SOS Loire Vivante exige la concertation

Ce sont des propos réjouissants venant de la part de l’EPALA qui n’a d’ailleurs - rappelons-le une énième fois - toujours pas pris acte officiellement de l’abandon du projet de barrage de Serre de la Fare. Mais la question ne peut être réglée uniquement entre l’EPALA et l’Agence de l’Eau, et SOS Loire Vivante tient à rappeler ses exigences.
Première exigence : que soient rendus aux propriétaires expropriés qui le désirent leurs terrains et leurs maisons. Il est scandaleux, d’une part, que les propriétaires expropriés n’aient toujours par été payés, et d’autre part, que l’EPALA ait refusé de rétrocéder les terrains à l’amiable. SOS Loire Vivante a engagé des actions juridiques pour obtenir la rétrocession. Deuxième exigence : la concertation entre tous les partenaires impliqués dans l’avenir de la Haute-Vallée de la Loire en ce qui concerne les terrains non agricoles, qui présentent - comme l’EPALA le reconnait désormais ! - une grande valeur écologique. SOS Loire Vivante, avec l’aide de Nature Haute-Loire, la fédération de protection de la nature de Haute-Loire, a réalisé un très important travail d’études, de synthèse et de cartographie sur la Haute-Vallée de la Loire. Il est temps que soit mis en valeur ce travail de fond, et que puissent être examinées de façon concertée la propriété et la gestion de ces terrains. Nous ne voyons d’ailleurs pas pourquoi l’EPALA resterait propriétaire de ces terres. L’EPALA est désormais obligé à engager une politique de gestion écologique. Mais il faut maintenant que cette gestion soit attribuée à des organismes compétents en la matière, c’est-à-dire les associations de protection de l’environnement qui, d’une part, ont les premières dit haut et fort la nécessité de sauvegarder ce patrimoine, et, d’autre part, et réalisé des études approfondies sur les richesses et les possibilités de gestion de ce patrimoine.
Ne reste plus maintenant qu’à mettre autour de la table tous les acteurs de l'avenir de la Haute- Vallée de la Loire : EPALA, élus locaux, Ministère de l’Environnement, Agence de l’Eau, associations. Pour l'avenir de la Haute-Vallée de la Loire, pour ce territoire dont Michel Barnier avait dit en 1994 qu'il constituait l’"un des plus beaux paysages de France", mettons-nous au travail ensemble.

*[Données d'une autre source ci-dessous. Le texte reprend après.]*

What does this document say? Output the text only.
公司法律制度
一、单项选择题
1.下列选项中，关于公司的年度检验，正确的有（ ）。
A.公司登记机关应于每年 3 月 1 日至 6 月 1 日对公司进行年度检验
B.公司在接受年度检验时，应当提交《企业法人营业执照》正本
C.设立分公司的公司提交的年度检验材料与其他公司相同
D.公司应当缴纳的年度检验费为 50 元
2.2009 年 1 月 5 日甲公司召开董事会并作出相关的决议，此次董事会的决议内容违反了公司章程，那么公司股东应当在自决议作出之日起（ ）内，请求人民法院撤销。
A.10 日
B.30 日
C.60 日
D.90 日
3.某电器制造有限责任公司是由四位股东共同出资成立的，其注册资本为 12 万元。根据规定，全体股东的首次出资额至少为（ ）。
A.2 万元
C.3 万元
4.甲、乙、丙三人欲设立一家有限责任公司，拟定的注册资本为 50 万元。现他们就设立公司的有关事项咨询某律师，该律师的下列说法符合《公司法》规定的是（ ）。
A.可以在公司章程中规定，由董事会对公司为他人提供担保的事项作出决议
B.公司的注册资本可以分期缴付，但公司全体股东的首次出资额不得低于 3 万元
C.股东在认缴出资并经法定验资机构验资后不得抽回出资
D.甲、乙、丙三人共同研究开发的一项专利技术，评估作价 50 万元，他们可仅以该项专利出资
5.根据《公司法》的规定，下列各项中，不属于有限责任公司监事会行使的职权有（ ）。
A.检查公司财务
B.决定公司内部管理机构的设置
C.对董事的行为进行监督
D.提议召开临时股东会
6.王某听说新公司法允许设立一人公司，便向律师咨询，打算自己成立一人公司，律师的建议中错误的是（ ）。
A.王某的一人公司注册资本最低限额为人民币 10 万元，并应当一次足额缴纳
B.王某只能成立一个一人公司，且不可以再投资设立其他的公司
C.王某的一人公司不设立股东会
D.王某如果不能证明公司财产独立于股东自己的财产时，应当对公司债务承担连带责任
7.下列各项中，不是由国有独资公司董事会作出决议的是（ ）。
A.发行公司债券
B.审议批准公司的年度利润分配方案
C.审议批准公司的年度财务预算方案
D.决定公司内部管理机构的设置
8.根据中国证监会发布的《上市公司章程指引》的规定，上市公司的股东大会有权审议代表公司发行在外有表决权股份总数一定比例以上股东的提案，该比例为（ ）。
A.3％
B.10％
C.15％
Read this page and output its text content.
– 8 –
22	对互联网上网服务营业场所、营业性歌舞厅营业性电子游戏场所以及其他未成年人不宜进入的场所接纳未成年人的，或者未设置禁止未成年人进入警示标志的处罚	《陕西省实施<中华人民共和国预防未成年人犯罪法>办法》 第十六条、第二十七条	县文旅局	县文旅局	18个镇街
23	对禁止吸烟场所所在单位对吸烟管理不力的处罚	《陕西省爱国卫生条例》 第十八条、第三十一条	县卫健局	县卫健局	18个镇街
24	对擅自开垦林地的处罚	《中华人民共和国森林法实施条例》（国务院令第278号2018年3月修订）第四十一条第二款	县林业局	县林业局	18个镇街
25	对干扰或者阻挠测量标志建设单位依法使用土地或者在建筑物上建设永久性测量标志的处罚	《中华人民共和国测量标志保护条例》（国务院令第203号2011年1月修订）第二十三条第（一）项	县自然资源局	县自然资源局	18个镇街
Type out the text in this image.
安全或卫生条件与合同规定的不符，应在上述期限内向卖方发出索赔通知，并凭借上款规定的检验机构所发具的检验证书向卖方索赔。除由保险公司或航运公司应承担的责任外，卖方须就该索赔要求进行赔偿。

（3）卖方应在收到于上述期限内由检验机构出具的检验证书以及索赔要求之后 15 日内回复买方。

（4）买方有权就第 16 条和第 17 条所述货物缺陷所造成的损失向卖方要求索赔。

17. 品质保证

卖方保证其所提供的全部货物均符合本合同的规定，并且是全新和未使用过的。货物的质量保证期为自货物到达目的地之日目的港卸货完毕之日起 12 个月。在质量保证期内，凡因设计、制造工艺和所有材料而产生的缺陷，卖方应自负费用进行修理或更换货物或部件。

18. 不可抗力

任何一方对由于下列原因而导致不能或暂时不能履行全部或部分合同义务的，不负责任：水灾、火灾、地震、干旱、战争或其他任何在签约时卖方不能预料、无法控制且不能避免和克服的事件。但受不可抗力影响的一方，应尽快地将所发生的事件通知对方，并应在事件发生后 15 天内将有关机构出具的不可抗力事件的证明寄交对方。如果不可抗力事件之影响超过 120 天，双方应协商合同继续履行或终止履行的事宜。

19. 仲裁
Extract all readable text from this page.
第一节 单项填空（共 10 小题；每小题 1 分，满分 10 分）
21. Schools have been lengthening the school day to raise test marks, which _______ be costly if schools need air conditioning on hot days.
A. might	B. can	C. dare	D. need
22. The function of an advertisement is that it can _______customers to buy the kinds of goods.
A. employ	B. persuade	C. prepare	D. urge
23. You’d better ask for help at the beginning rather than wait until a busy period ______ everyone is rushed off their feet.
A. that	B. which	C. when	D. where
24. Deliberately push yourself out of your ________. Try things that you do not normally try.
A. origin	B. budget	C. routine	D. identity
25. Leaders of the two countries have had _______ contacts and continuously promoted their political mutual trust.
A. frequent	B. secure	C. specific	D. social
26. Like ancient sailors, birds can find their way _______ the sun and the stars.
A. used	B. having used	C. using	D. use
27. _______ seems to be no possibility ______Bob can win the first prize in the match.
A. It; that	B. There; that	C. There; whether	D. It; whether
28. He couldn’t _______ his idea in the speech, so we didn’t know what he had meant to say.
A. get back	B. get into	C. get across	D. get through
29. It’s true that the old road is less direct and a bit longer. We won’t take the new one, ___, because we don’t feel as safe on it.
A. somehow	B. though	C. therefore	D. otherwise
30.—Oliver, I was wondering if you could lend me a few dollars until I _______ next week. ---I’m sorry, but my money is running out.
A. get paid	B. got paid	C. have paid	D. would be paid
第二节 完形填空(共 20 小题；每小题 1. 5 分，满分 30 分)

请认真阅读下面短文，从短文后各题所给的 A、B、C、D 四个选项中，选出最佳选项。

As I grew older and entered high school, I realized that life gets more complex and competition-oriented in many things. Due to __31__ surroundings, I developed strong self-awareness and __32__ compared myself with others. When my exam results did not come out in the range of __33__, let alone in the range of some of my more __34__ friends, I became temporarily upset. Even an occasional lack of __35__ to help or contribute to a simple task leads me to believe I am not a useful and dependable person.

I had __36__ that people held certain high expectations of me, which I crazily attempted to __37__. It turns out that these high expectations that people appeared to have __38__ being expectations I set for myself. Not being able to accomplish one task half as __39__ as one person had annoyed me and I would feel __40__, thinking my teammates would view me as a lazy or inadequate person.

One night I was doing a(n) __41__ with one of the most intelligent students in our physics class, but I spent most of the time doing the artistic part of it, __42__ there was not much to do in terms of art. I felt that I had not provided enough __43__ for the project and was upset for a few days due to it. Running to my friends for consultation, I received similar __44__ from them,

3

Chambonchard : l'absurde contrepartie

Le chantier du barrage de Chambonchard bute toujours sur l’épineux problème du financement. M.Doligé, président de l’EPALA, a été reçu cet automne à Matignon par le conseiller technique auprès du Premier Ministre, en présence de M.Le Pensec, Ministre de l’Agriculture, et de Mme Voynet, Ministre de l’Aménagement du Territoire et de l’Environnement. M.Doligé a déclaré au quotidien La République du Centre à propos de cette entrevue : “ Il a été réaffirmé à cette occasion l’engagement de l’Etat à participer à hauteur de 70 millions de francs à cette opération et convenu du marché des principaux travaux ”. Néanmoins, la décision de l’Etat de débloquer ces 70 MF n’a pas encore été actée formellement.
Loire Vivante, de son côté, a écrit à Dominique Voynet et Lionel Jospin pour demander qu’“ aucune décision ne soit prise au sujet de Chambonchard avant la réalisation du bilan d’étape du plan Loire que [Domique Voynet a] annoncée à Loire Vivante le 21 août dernier, puis publiquement, lors du congrès de France Nature Environnement le 19 septembre. ” Ce bilan d’étape a été annoncé comme devant être la base d’une large concertation sur la suite de la mise en oeuvre du Plan Loire Grandeur Nature.
Dans sa lettre à M.Jospin datée du 12 novembre, le comité Loire Vivante souligne qu’“ aucune étude économique sérieuse n’a été réalisée sur le volet touristique de l’aménagement de Chambonchard, ce que confirment les premiers résultats de l’expertise que nous avons demandée à un bureau d’étude indépendant ”. Rappelons que le Plan Loire a donné son accord pour le financement d’un barrage de 50 millions de m3, tout en permettant aux collectivités locales d’augmenter l’ouvrage jusqu’à 80 millions de m3 pour une utilisation touristique, et en laissant à leur charge le financement de ces 30 millions de m3 supplémentaires. C’est évidemment cette dernière option d’un barrage de 80 Mm3 qui a été choisie. A ce propos, Loire Vivante s’interroge sur l’engagement des collectivités locales en matière de financement du programme d’équipement touristique qui doit accompagner la construction. A ce jour, l’EPALA s’est engagé à financer à hauteur de 24 MF un programme dont le coût total est évalué à 104 MF et Loire Vivante doute que les collectivités locales concernées aient connaissance du montant exact de leur contribution. Loire Vivante se réunira pour discuter des stratégies à adopter pour Chambonchard début décembre. Le comité travaille actuellement sur le recours juridique contre la Déclaration d’Utilité Publique et va bientôt déposer un mémoire complémentaire sur le bilan “ coûts-avantages ” de l’opération.
Loire Vivante n’acceptera pas que Chambonchard, version 80 millions de m3, soit l’absurde contrepartie de la sauvegarde de la Haute-Vallée de la Loire et du volet environnemental du Plan Loire Grandeur Nature. L’ensemble des associations représentées dans le comité n’admettront pas que l’Etat s’entête à cautionner le gaspillage de près de 1 milliard de francs d’argent public. Faudra-t-il à nouveau préparer les tentes, comme à Serre de la Fare, pour empêcher l’EPALA de nous exproprier de nos terrains, acquis grâce aux dons généreux des souscripteurs et aux fonds du WWF-France ?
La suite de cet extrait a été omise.